AWS Certified Machine Learning Engineer – Associate (MLA-C01) — Question 75
A company regularly receives new training data from the vendor of an ML model. The vendor delivers cleaned and prepared data to the company's Amazon S3 bucket every 3-4 days.
The company has an Amazon SageMaker pipeline to retrain the model. An ML engineer needs to implement a solution to run the pipeline when new data is uploaded to the S3 bucket.
Which solution will meet these requirements with the LEAST operational effort?
Answer options
- A. Create an S3 Lifecycle rule to transfer the data to the SageMaker training instance and to initiate training.
- B. Create an AWS Lambda function that scans the S3 bucket. Program the Lambda function to initiate the pipeline when new data is uploaded.
- C. Create an Amazon EventBridge rule that has an event pattern that matches the S3 upload. Configure the pipeline as the target of the rule.

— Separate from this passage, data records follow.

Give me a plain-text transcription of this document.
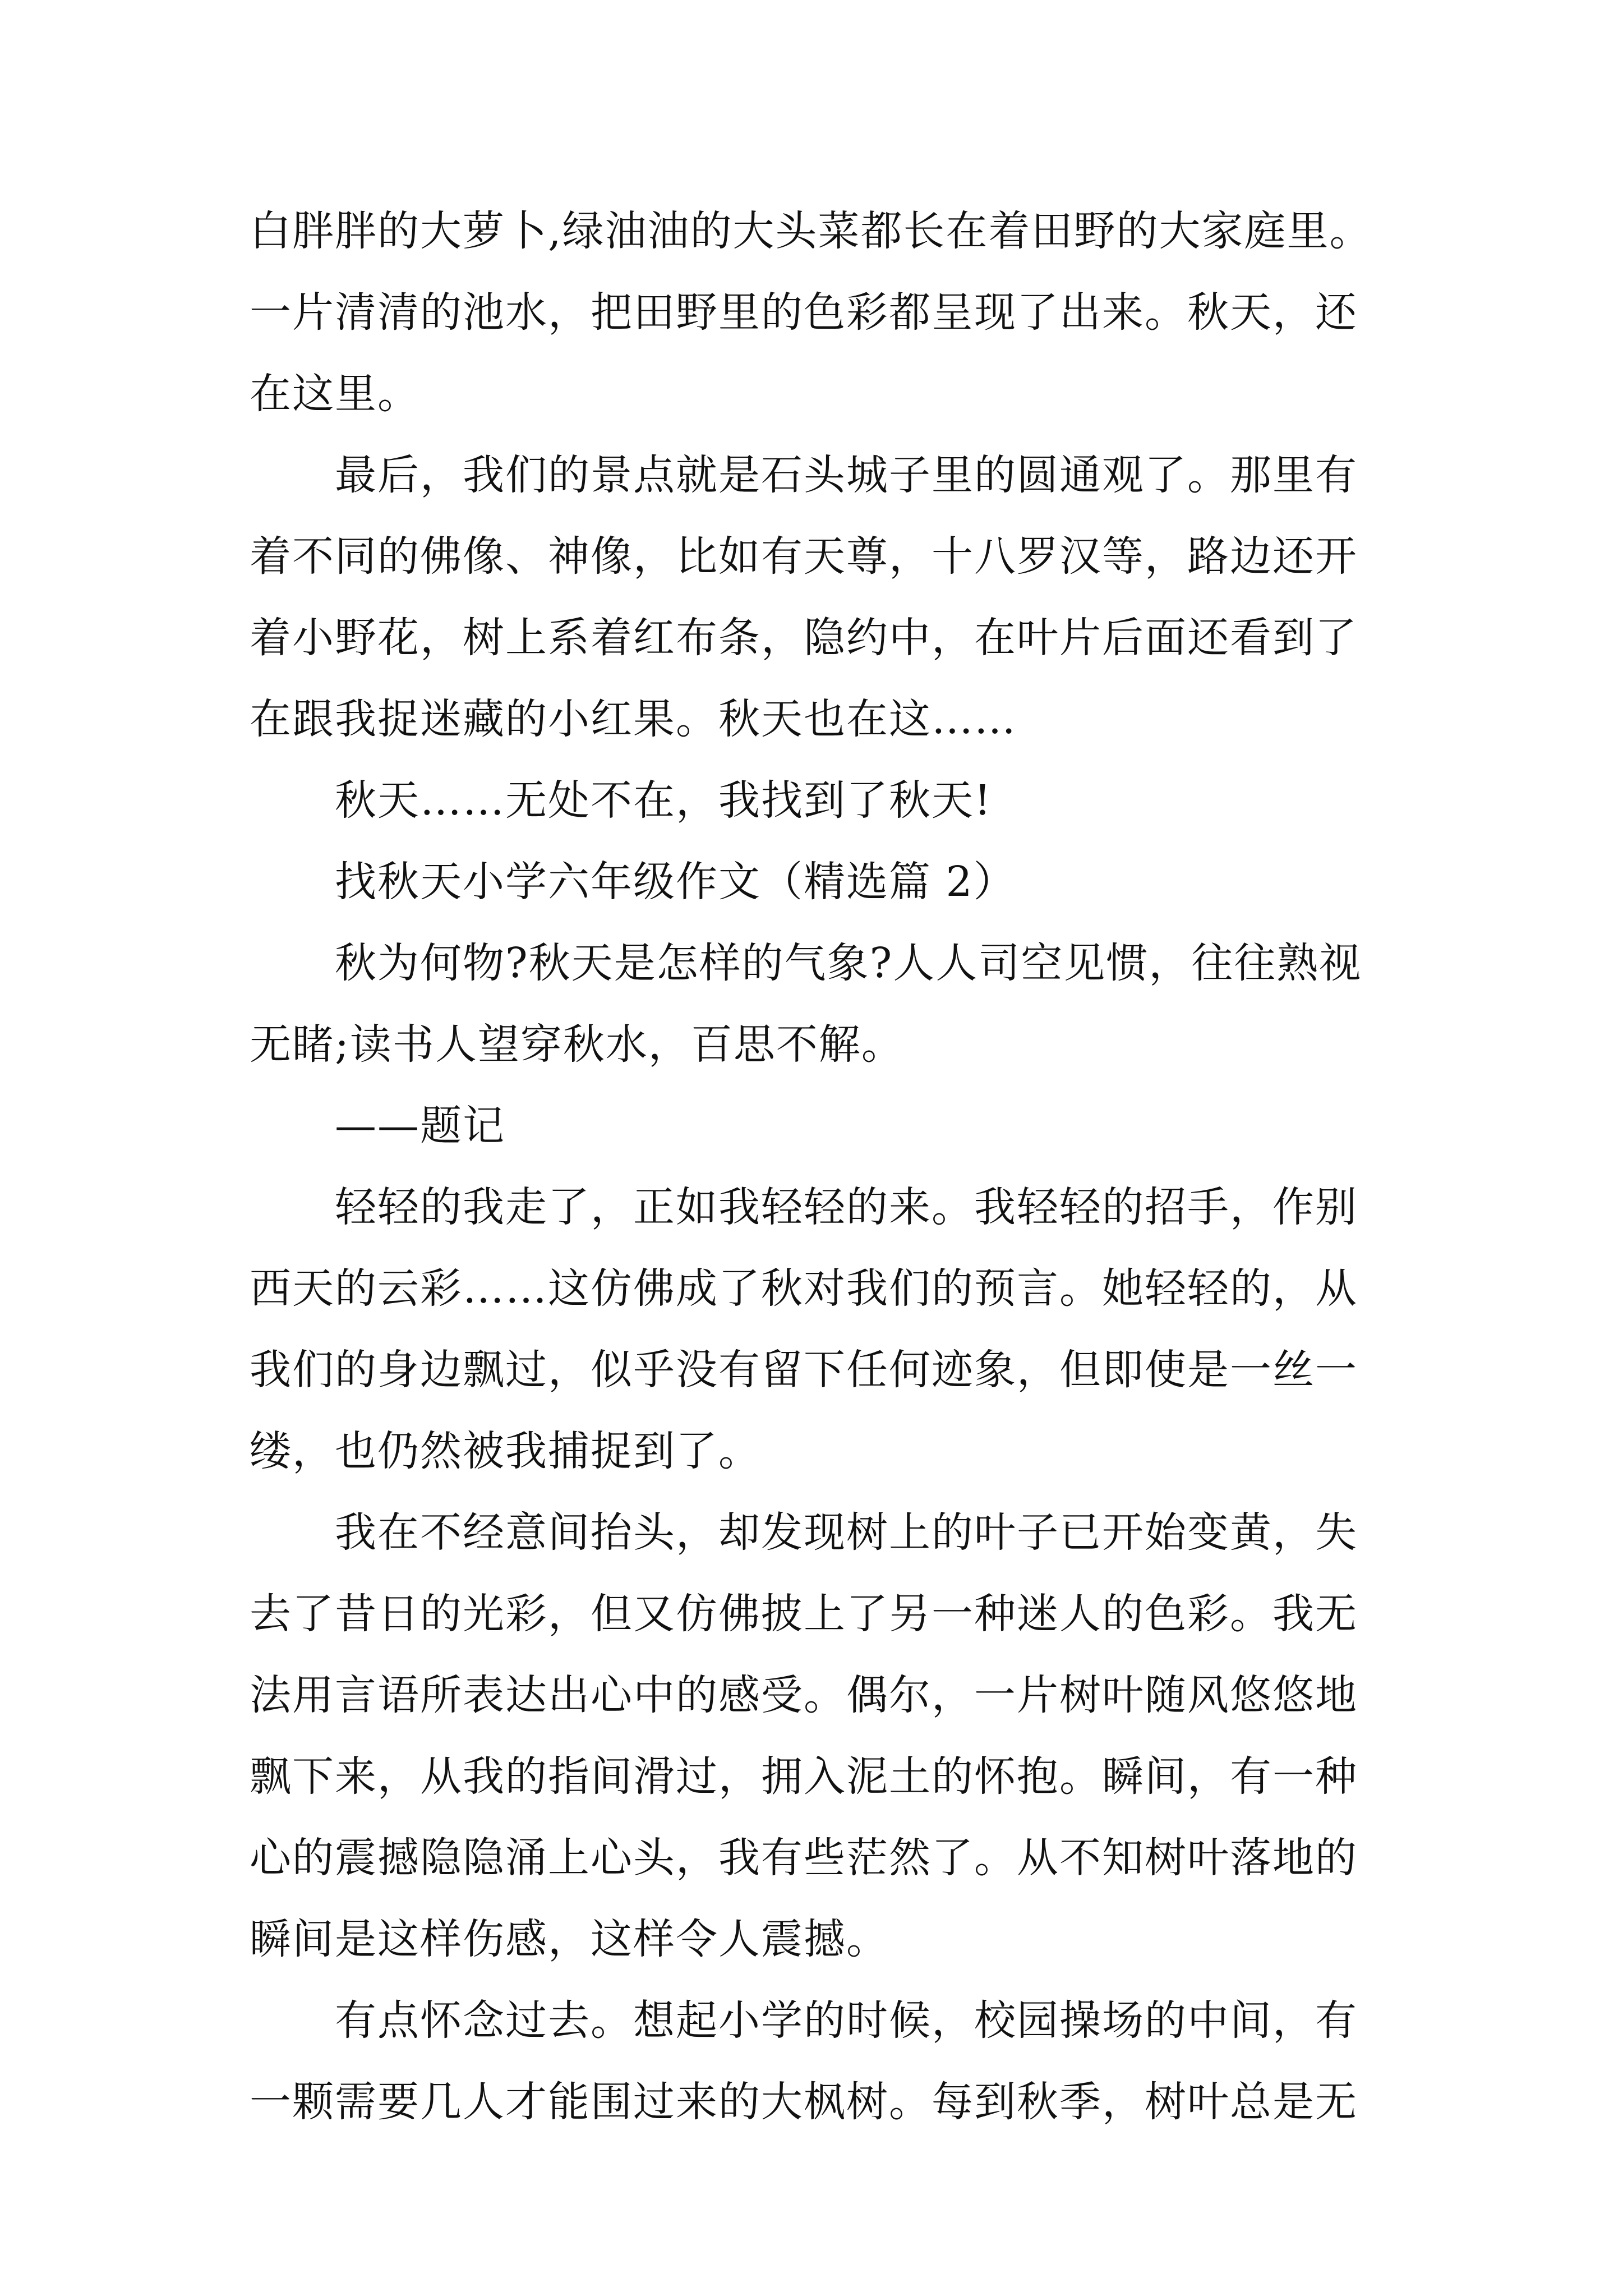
白胖胖的大萝卜,绿油油的大头菜都长在着田野的大家庭里。
一片清清的池水，把田野里的色彩都呈现了出来。秋天，还
在这里。
最后，我们的景点就是石头城子里的圆通观了。那里有
着不同的佛像、神像，比如有天尊，十八罗汉等，路边还开
着小野花，树上系着红布条，隐约中，在叶片后面还看到了
在跟我捉迷藏的小红果。秋天也在这……
秋天……无处不在，我找到了秋天!
找秋天小学六年级作文（精选篇 2）
秋为何物?秋天是怎样的气象?人人司空见惯，往往熟视
无睹;读书人望穿秋水，百思不解。
——题记
轻轻的我走了，正如我轻轻的来。我轻轻的招手，作别
西天的云彩……这仿佛成了秋对我们的预言。她轻轻的，从
我们的身边飘过，似乎没有留下任何迹象，但即使是一丝一
缕，也仍然被我捕捉到了。
我在不经意间抬头，却发现树上的叶子已开始变黄，失
去了昔日的光彩，但又仿佛披上了另一种迷人的色彩。我无
法用言语所表达出心中的感受。偶尔，一片树叶随风悠悠地
飘下来，从我的指间滑过，拥入泥土的怀抱。瞬间，有一种
心的震撼隐隐涌上心头，我有些茫然了。从不知树叶落地的
瞬间是这样伤感，这样令人震撼。
有点怀念过去。想起小学的时候，校园操场的中间，有
一颗需要几人才能围过来的大枫树。每到秋季，树叶总是无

- D. Use Amazon Managed Workflows for Apache Airflow (Amazon MWAA) to orchestrate the pipeline when new data is uploaded.
Correct answer: C
Explanation
The correct answer is C because Amazon EventBridge can easily detect S3 events and trigger the SageMaker pipeline with minimal configuration. Option A is incorrect as S3 Lifecycle rules do not trigger immediate actions like training. Option B, while possible, requires more operational effort to manage the Lambda function. Option D involves more complexity with orchestration that is not necessary for this straightforward requirement.